Ingevolge artikel 1.1, onder 59, wordt onder nieuwvestiging verstaan: de projectie van een al dan niet gekoppeld agrarisch bouwblok op een locatie die volgens het ter plaatse geldende bestemmingsplan niet is voorzien van een zelfstandig bouwblok.
Ingevolge artikel 1.2, vierde lid, wordt waar in deze verordening wordt gesproken over een uitbreiding van een agrarisch bedrijf daaronder verstaan een vergroting van het bouwblok ten behoeve van dat agrarisch bedrijf.
Ingevolge artikel 9.4, eerste lid, aanhef en onder a, bepaalt een bestemmingsplan dat is gelegen in een landbouwontwikkelingsgebied dat nieuwvestiging van een intensieve veehouderij niet is toegestaan.

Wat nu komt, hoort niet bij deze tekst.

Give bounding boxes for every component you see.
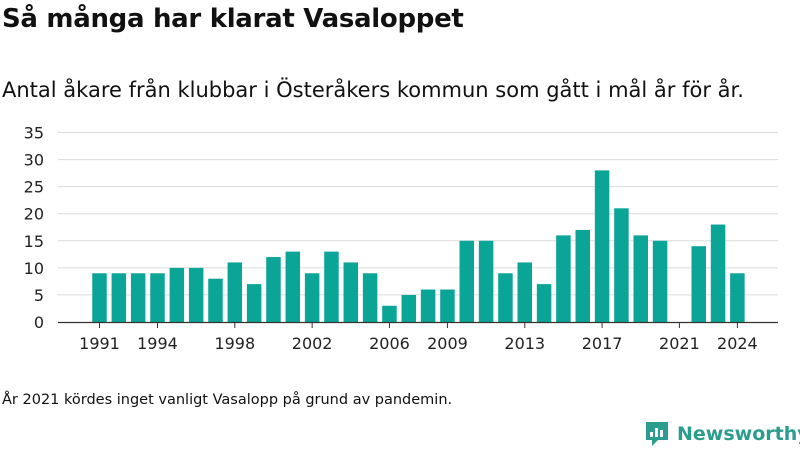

Ingevolge dit lid, aanhef en onder d, bepaalt een bestemmingsplan dat is gelegen in een landbouwontwikkelingsgebied dat bouwblokken voor intensieve veehouderij die kleiner zijn dan 1,5 ha tot een omvang van ten hoogste 1,5 ha mogen uitbreiden.

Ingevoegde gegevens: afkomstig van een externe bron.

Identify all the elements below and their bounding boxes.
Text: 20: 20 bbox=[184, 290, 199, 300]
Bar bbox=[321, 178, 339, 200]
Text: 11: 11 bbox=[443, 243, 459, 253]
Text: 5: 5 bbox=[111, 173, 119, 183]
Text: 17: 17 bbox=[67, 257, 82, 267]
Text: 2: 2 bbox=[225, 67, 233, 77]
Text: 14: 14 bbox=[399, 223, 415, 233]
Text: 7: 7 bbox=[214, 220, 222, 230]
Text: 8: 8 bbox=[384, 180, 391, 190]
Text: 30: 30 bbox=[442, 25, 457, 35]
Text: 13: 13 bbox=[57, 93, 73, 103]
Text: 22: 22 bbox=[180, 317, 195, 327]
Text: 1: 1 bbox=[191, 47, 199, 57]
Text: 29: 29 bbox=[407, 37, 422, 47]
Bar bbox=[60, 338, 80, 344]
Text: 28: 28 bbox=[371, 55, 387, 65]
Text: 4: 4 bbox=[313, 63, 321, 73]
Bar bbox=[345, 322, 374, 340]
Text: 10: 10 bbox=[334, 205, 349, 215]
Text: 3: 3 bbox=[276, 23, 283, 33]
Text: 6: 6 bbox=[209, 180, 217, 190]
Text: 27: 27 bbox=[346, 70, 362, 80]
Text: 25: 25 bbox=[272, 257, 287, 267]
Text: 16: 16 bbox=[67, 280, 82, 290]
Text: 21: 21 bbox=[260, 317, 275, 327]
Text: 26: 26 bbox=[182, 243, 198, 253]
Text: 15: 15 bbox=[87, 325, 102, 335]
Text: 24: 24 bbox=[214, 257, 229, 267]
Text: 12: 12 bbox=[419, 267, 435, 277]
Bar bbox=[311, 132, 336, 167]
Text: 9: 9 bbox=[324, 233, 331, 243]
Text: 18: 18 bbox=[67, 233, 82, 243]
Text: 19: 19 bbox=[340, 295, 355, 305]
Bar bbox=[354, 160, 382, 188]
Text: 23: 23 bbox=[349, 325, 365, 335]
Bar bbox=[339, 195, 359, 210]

Ingevolge artikel 9.6, eerste lid, aanhef en en onder b, kan het college van gedeputeerde staten, mits de daartoe strekkende aanvraag voor een ontheffing vóór 1 april 2011 is ingediend, in het geval van een uitbreiding van een intensieve veehouderij ontheffing verlenen van artikel 9.4, eerste lid, onder d, voor een bestemmingsplan dat voorziet in uitbreiding van een bouwblok tot ten hoogste 3 ha in een landbouwontwikkelingsgebied.
2.3. In het geldende bestemmingsplan heeft het perceel de bestemming "Agrarisch". Het perceel is voorzien van een bouwblok met de aanduiding "intensieve veehouderij" van ongeveer 370 m². De ontheffingsaanvraag heeft betrekking op de situatie op het perceel waarbij door middel van een koppelteken een gekoppeld niet aaneengesloten bouwblok zou ontstaan door koppeling van het bestaande bouwblok met een aanzienlijk groter nieuw bouwblok van ongeveer 2.500 m².
2.4. Voor zover Hoevarko de verbindendheid van voormelde algemene regels betwist verwijst de Afdeling naar hetgeen in dit kader is overwogen in haar uitspraak van 13 maart 2013, in zaaknr. 201204206/1/R3. Dat in die uitspraak artikel 9.4, eerste lid, aanhef en onder a, van de Verordening 2011 bij wijze van exceptieve toetsing voorlag en in deze procedure artikel 9.4, eerste lid, aanhef en onder d, van de Verordening 2011 is in zoverre niet van belang, nu ook het verbod op uitbreiding van bouwblokken boven 1,5 ha in een landbouwontwikkelingsgebied betrekking heeft op niet-bindende beleidsuitspraken uit een reconstructieplan over grondgebruik binnen de zonering intensieve veehouderij. De Afdeling ziet in hetgeen is aangevoerd geen aanleiding voor een andersluidend oordeel dan in voormelde uitspraak en betrekt daarbij dat het thans relevante reconstructieplan Beerze-Reusel, mede gelet op de uitspraak van de Afdeling van 4 april 2007, in zaaknr. 200506283/1 een vergelijkbare verdeling in bindende en niet-bindende onderdelen kent als het reconstructieplan dat in voormelde uitspraak van 13 maart 2013 aan de orde was. Het betoog faalt.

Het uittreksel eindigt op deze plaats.